Goal
Provide an aircraft with extremely high maneuverability, vertical take-off and landing, hover capability, compact dimensions and fuel economy.
Problem
Complexity, high fuel consumption and limited maneuverability of conventional helicopters and VTOL aircraft.
Concept Summary
A UAV/VTOL aircraft that uses four contra-rotating cylindrical turbine pods. Each pod contains a set of blades whose pitch can be varied by offsetting the pod axis, allowing thrust to be vector-controlled in any direction. A friction-free pivot bearing and gyroscopic neutralisation give stability, enabling vertical launch, hover, omnidirectional flight and precise payload handling.
Detailed Description
The D-Dalus has a square frame with four turbine pods at the corners.
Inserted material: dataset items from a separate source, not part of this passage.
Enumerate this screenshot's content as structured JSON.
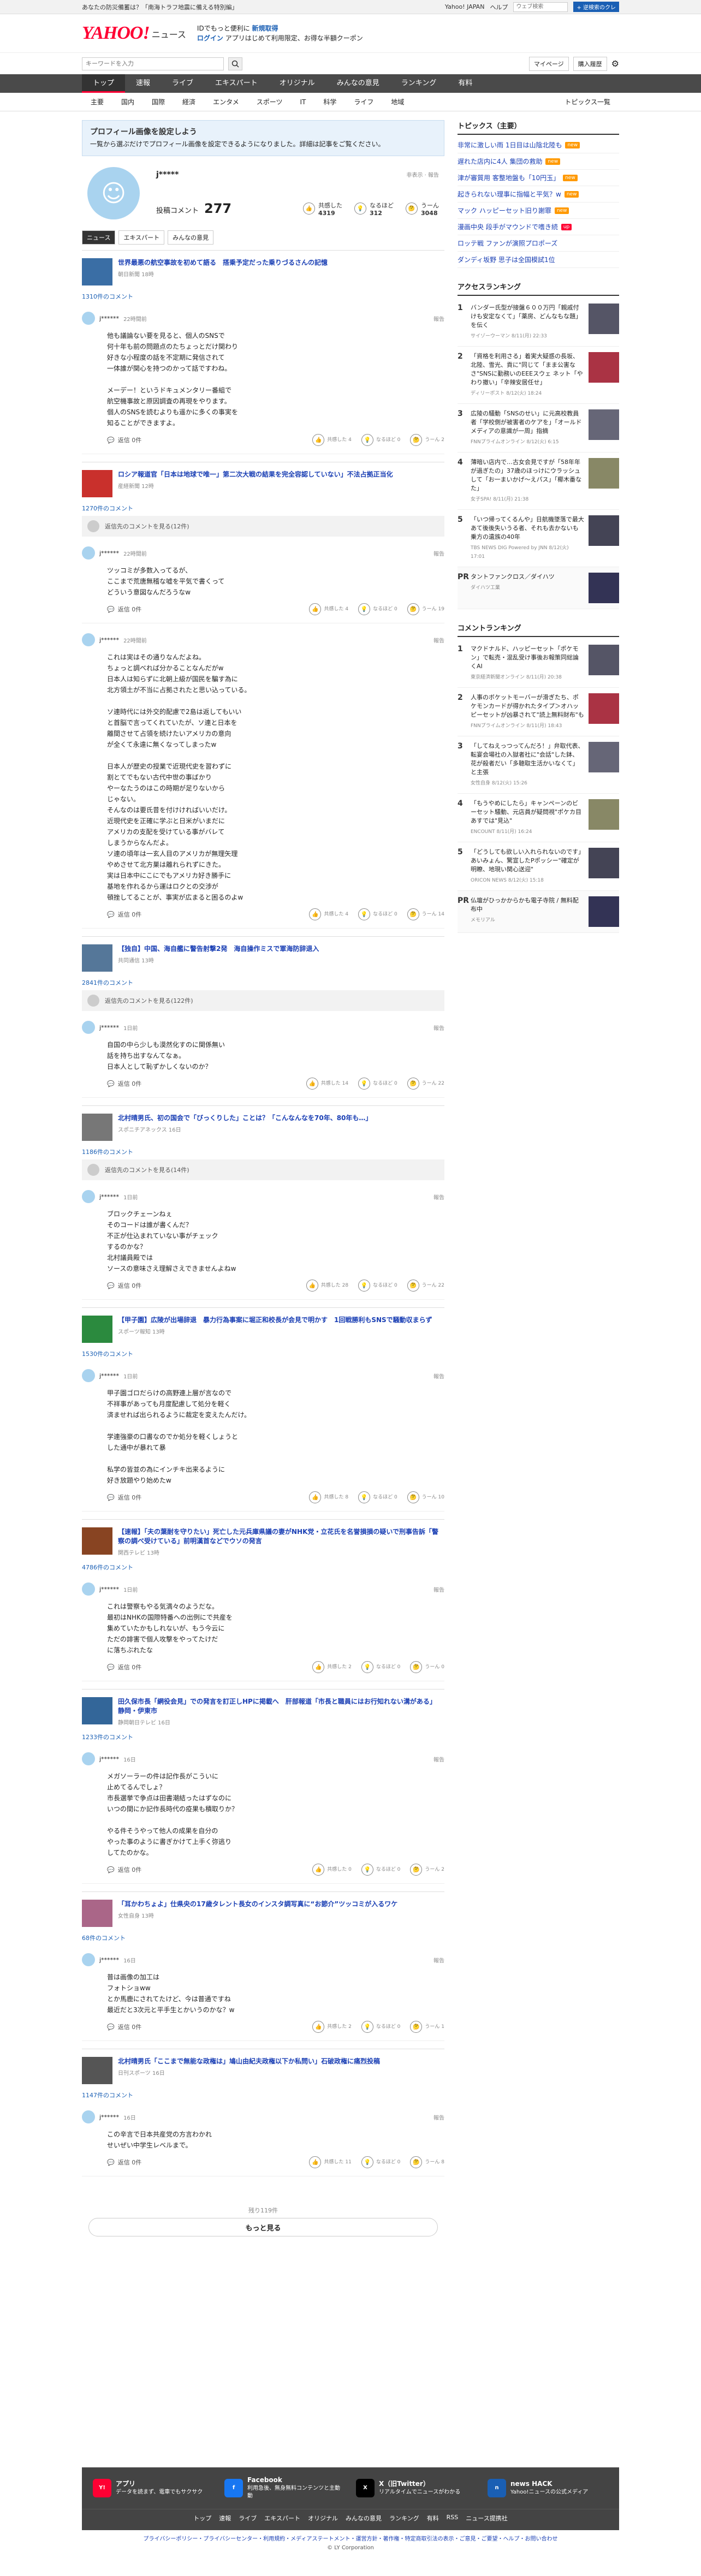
{
  "topbar": {
    "left": "あなたの防災備蓄は？「南海トラフ地震に備える特別編」",
    "links": [
      "Yahoo! JAPAN",
      "ヘルプ"
    ],
    "search_placeholder": "ウェブ検索",
    "search_btn": "+ 逆検索のクレ"
  },
  "header": {
    "logo": "YAHOO!",
    "logo_sub": "JAPAN",
    "service": "ニュース",
    "promo1": "IDでもっと便利に",
    "promo1_link": "新規取得",
    "promo2_link": "ログイン",
    "promo2": "アプリはじめて利用限定、お得な半額クーポン"
  },
  "search": {
    "placeholder": "キーワードを入力",
    "mypage": "マイページ",
    "buy": "購入履歴"
  },
  "nav": [
    "トップ",
    "速報",
    "ライブ",
    "エキスパート",
    "オリジナル",
    "みんなの意見",
    "ランキング",
    "有料"
  ],
  "subnav": [
    "主要",
    "国内",
    "国際",
    "経済",
    "エンタメ",
    "スポーツ",
    "IT",
    "科学",
    "ライフ",
    "地域"
  ],
  "subnav_right": "トピックス一覧",
  "notice": {
    "title": "プロフィール画像を設定しよう",
    "body": "一覧から選ぶだけでプロフィール画像を設定できるようになりました。詳細は記事をご覧ください。"
  },
  "profile": {
    "name": "j*****",
    "edit1": "非表示",
    "edit2": "報告",
    "comment_label": "投稿コメント",
    "comment_count": "277",
    "stats": [
      {
        "label": "共感した",
        "value": "4319"
      },
      {
        "label": "なるほど",
        "value": "312"
      },
      {
        "label": "うーん",
        "value": "3048"
      }
    ]
  },
  "tabs": [
    "ニュース",
    "エキスパート",
    "みんなの意見"
  ],
  "articles": [
    {
      "title": "世界最悪の航空事故を初めて語る　搭乗予定だった乗りづるさんの記憶",
      "src": "朝日新聞 18時",
      "count": "1310件のコメント",
      "recip": "",
      "comments": [
        {
          "user": "j******",
          "date": "22時間前",
          "body": "他も議論ない要を見ると、個人のSNSで\n何十年も前の問題点のたちょっとだけ関わり\n好きな小程度の話を不定期に発信されて\n一体誰が関心を持つのかって話ですわね。\n\nメーデー！というドキュメンタリー番組で\n航空機事故と原因調査の再現をやります。\n個人のSNSを読むよりも遥かに多くの事実を\n知ることができますよ。",
          "reply": "返信 0件",
          "votes": [
            "共感した 4",
            "なるほど 0",
            "うーん 2"
          ]
        }
      ]
    },
    {
      "title": "ロシア報道官「日本は地球で唯一」第二次大戦の結果を完全容認していない」不法占拠正当化",
      "src": "産経新聞 12時",
      "count": "1270件のコメント",
      "recip": "返信先のコメントを見る(12件)",
      "comments": [
        {
          "user": "j******",
          "date": "22時間前",
          "body": "ツッコミが多数入ってるが、\nここまで荒唐無稽な嘘を平気で書くって\nどういう意図なんだろうなw",
          "reply": "返信 0件",
          "votes": [
            "共感した 4",
            "なるほど 0",
            "うーん 19"
          ]
        },
        {
          "user": "j******",
          "date": "22時間前",
          "body": "これは実はその通りなんだよね。\nちょっと調べれば分かることなんだがw\n日本人は知らずに北朝上級が国民を騙す為に\n北方領土が不当に占拠されたと思い込っている。\n\nソ連時代には外交的配慮で2島は返してもいい\nと首脳で言ってくれていたが、ソ連と日本を\n離間させて占領を続けたいアメリカの意向\nが全くて永遠に無くなってしまったw\n\n日本人が歴史の授業で近現代史を習わずに\n割とてでもない古代中世の事ばかり\nやーなたうのはこの時期が足りないから\nじゃない。\nそんなのは要氏昔を付けければいいだけ。\n近現代史を正確に学ぶと日米がいまだに\nアメリカの支配を受けている事がバレて\nしまうからなんだよ。\nソ連の頃年は一玄人目のアメリカが無理矢理\nやめさせて北方巣は離れられずにきた。\n実は日本中にこにでもアメリカ好き勝手に\n基地を作れるから運はロクとの交渉が\n頓挫してることが、事実が広まると困るのよw",
          "reply": "返信 0件",
          "votes": [
            "共感した 4",
            "なるほど 0",
            "うーん 14"
          ]
        }
      ]
    },
    {
      "title": "【独自】中国、海自艦に警告射撃2発　海自操作ミスで軍海防辞退入",
      "src": "共同通信 13時",
      "count": "2841件のコメント",
      "recip": "返信先のコメントを見る(122件)",
      "comments": [
        {
          "user": "j******",
          "date": "1日前",
          "body": "自国の中ら少しも漠然化すのに関係無い\n話を持ち出すなんてなぁ。\n日本人として恥ずかしくないのか？",
          "reply": "返信 0件",
          "votes": [
            "共感した 14",
            "なるほど 0",
            "うーん 22"
          ]
        }
      ]
    },
    {
      "title": "北村晴男氏、初の国会で「びっくりした」ことは？「こんなんなを70年、80年も…」",
      "src": "スポニチアネックス 16日",
      "count": "1186件のコメント",
      "recip": "返信先のコメントを見る(14件)",
      "comments": [
        {
          "user": "j******",
          "date": "1日前",
          "body": "ブロックチェーンねぇ\nそのコードは誰が書くんだ？\n不正が仕込まれていない事がチェック\nするのかな？\n北村議員殿では\nソースの意味さえ理解さえできませんよねw",
          "reply": "返信 0件",
          "votes": [
            "共感した 28",
            "なるほど 0",
            "うーん 22"
          ]
        }
      ]
    },
    {
      "title": "【甲子園】広陵が出場辞退　暴力行為事案に堀正和校長が会見で明かす　1回戦勝利もSNSで騒動収まらず",
      "src": "スポーツ報知 13時",
      "count": "1530件のコメント",
      "recip": "",
      "comments": [
        {
          "user": "j******",
          "date": "1日前",
          "body": "甲子園ゴロだらけの高野連上層が言なので\n不祥事があっても月度配慮して処分を軽く\n済ませれば出られるように裁定を変えたんだけ。\n\n学連強豪の口書なのでか処分を軽くしょうと\nした通中が暴れて暴\n\n私学の皆並の為にインチキ出来るように\n好き放題やり始めたw",
          "reply": "返信 0件",
          "votes": [
            "共感した 8",
            "なるほど 0",
            "うーん 10"
          ]
        }
      ]
    },
    {
      "title": "【速報】「夫の葉耐を守りたい」死亡した元兵庫県議の妻がNHK党・立花氏を名誉損損の疑いで刑事告訴「警察の調べ受けている」前明漢首などでウソの発言",
      "src": "関西テレビ 13時",
      "count": "4786件のコメント",
      "recip": "",
      "comments": [
        {
          "user": "j******",
          "date": "1日前",
          "body": "これは警察もやる気満々のようだな。\n最初はNHKの国際特番への出例にで共産を\n集めていたかもしれないが、もう今云に\nただの誹害で個人攻撃をやってたけだ\nに落ちぶれたな",
          "reply": "返信 0件",
          "votes": [
            "共感した 2",
            "なるほど 0",
            "うーん 0"
          ]
        }
      ]
    },
    {
      "title": "田久保市長「網役会見」での発言を訂正しHPに掲載へ　肝部報道「市長と職員にはお行知れない溝がある」 静岡・伊東市",
      "src": "静岡朝日テレビ 16日",
      "count": "1233件のコメント",
      "recip": "",
      "comments": [
        {
          "user": "j******",
          "date": "16日",
          "body": "メガソーラーの件は記作長がこういに\n止めてるんでしょ？\n市長選挙で争点は田書潮結ったはずなのに\nいつの間にか記作長時代の疫果も積取りか？\n\nやる件そうやって他人の成果を自分の\nやった事のように書ぎかけて上手く弥逃り\nしてたのかな。",
          "reply": "返信 0件",
          "votes": [
            "共感した 0",
            "なるほど 0",
            "うーん 2"
          ]
        }
      ]
    },
    {
      "title": "「耳かわちょよ」仕県央の17歳タレント長女のインスタ調写真に“お節介”ツッコミが入るワケ",
      "src": "女性自身 13時",
      "count": "68件のコメント",
      "recip": "",
      "comments": [
        {
          "user": "j******",
          "date": "16日",
          "body": "普は画像の加工は\nフォトショww\nとか馬鹿にされてたけど、今は普通ですね\n最近だと3次元と平手生とかいうのかな？w",
          "reply": "返信 0件",
          "votes": [
            "共感した 2",
            "なるほど 0",
            "うーん 1"
          ]
        }
      ]
    },
    {
      "title": "北村晴男氏「ここまで無能な政権は」鳩山由紀夫政権以下か私問い」石破政権に痛烈投稿",
      "src": "日刊スポーツ 16日",
      "count": "1147件のコメント",
      "recip": "",
      "comments": [
        {
          "user": "j******",
          "date": "16日",
          "body": "この辛言で日本共産党の方言わかれ\nせいぜい中学生レベルまで。",
          "reply": "返信 0件",
          "votes": [
            "共感した 11",
            "なるほど 0",
            "うーん 8"
          ]
        }
      ]
    }
  ],
  "more": {
    "count": "残り119件",
    "label": "もっと見る"
  },
  "topics": {
    "title": "トピックス（主要）",
    "items": [
      {
        "t": "非常に激しい雨 1日目は山陰北陸も",
        "b": "new"
      },
      {
        "t": "遅れた店内に4人 集団の救助",
        "b": "new"
      },
      {
        "t": "津が審質用 客整地盤も「10円玉」",
        "b": "new"
      },
      {
        "t": "起きられない理事に指幅と平気？w",
        "b": "new"
      },
      {
        "t": "マック ハッピーセット旧り謝罪",
        "b": "new"
      },
      {
        "t": "漫画中央 段手がマウンドで嗜き続",
        "b": "up"
      },
      {
        "t": "ロッテ戦 ファンが演照プロポーズ",
        "b": ""
      },
      {
        "t": "ダンディ坂野 思子は全国模試1位",
        "b": ""
      }
    ]
  },
  "access": {
    "title": "アクセスランキング",
    "items": [
      {
        "n": "1",
        "t": "バンダー氏型が接盤６００万円「親戚付けも安定なくて」「薬房、どんなもな題」を伝く",
        "s": "サイゾーウーマン 8/11(月) 22:33"
      },
      {
        "n": "2",
        "t": "「資格を利用さる」着実大疑惑の長坂、北陸、雪光、貢に\"同じて「まま公害なさ\"SNSに勤務いのEEEスウェ ネット「やわり撤い」「辛辣安居任せ」",
        "s": "ディリーポスト 8/12(火) 18:24"
      },
      {
        "n": "3",
        "t": "広陵の騒動「SNSのせい」に元高校教員者「学校側が被害者のケアを」「オールドメディアの意識が一周」指摘",
        "s": "FNNプライムオンライン 8/12(火) 6:15"
      },
      {
        "n": "4",
        "t": "薄暗い店内で…古女会見ですが「58年年が過ぎたの」37歳のほっけにウラッシュして「お一まいかげ～えパス」「椰木番なた」",
        "s": "女子SPA! 8/11(月) 21:38"
      },
      {
        "n": "5",
        "t": "「いつ帰ってくるんや」日航機墜落で最大あて後後失いうる者、それも去かないも乗方の遺族の40年",
        "s": "TBS NEWS DIG Powered by JNN 8/12(火) 17:01"
      },
      {
        "n": "PR",
        "t": "タントファンクロス／ダイハツ",
        "s": "ダイハツ工業"
      }
    ]
  },
  "commentrank": {
    "title": "コメントランキング",
    "items": [
      {
        "n": "1",
        "t": "マクドナルド、ハッピーセット「ポケモン」で転売・混乱受け事後お報策同総論くAI",
        "s": "東京経済新聞オンライン 8/11(月) 20:38"
      },
      {
        "n": "2",
        "t": "人事のボケットモーバーが滑ぎたち、ポケモンカードが得かれたタイプ＞オハッピーセットが凶暴されて\"読上無料財布\"も",
        "s": "FNNプライムオンライン 8/11(月) 18:43"
      },
      {
        "n": "3",
        "t": "「してねえっつってんだろ！」弁取代表、転宴会場社の入獄者社に\"会話\"した鉢、花が殺者だい「多聴取生活かいなくて」と主張",
        "s": "女性自身 8/12(火) 15:26"
      },
      {
        "n": "4",
        "t": "「もうやめにしたら」キャンペーンのビーセット騒動、元店員が疑問視\"ポケカ目あすでは\"見込\"",
        "s": "ENCOUNT 8/11(月) 16:24"
      },
      {
        "n": "5",
        "t": "「どうしても欲しい入れられないのです」あいみょん、驚宣したPポッシー\"確定が明瞭、地現い関心送迎\"",
        "s": "ORICON NEWS 8/12(火) 15:18"
      },
      {
        "n": "PR",
        "t": "仏壇がひっかからかも電子寺院 / 無料配布中",
        "s": "メモリアル"
      }
    ]
  },
  "footer": {
    "apps": [
      {
        "name": "アプリ",
        "desc": "データを読まず、電車でもサクサク",
        "icon": "Y!"
      },
      {
        "name": "Facebook",
        "desc": "利用急後、無身無料コンテンツと主動動",
        "icon": "f"
      },
      {
        "name": "X（旧Twitter）",
        "desc": "リアルタイムでニュースがわかる",
        "icon": "X"
      },
      {
        "name": "news HACK",
        "desc": "Yahoo!ニュースの公式メディア",
        "icon": "n"
      }
    ],
    "links": [
      "トップ",
      "速報",
      "ライブ",
      "エキスパート",
      "オリジナル",
      "みんなの意見",
      "ランキング",
      "有料",
      "RSS",
      "ニュース提携社"
    ]
  },
  "bottom": {
    "links": "プライバシーポリシー・プライバシーセンター・利用規約・メディアステートメント・運営方針・著作権・特定商取引法の表示・ご意見・ご要望・ヘルプ・お問い合わせ",
    "copy": "© LY Corporation"
  }
}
Each pod houses a pair of contra-rotating disks driven by a conventional aero-engine (~=120 bhp, 2 200 rpm). Blade-pitch mechanisms inside the disks can be offset, changing the angle of attack of individual blades and thus directing thrust vectorially around a full 360 deg . The system includes a virtually frictionless pivot bearing at high-G points and a dynamic-equilibrium control system for rapid stability restoration. A prototype has demonstrated vertical take-off, hover, transition to forward flight and a payload capacity of roughly 150 lb.
Principles
- Contra-rotating cylindrical rotors
- Variable blade pitch (thrust vectoring)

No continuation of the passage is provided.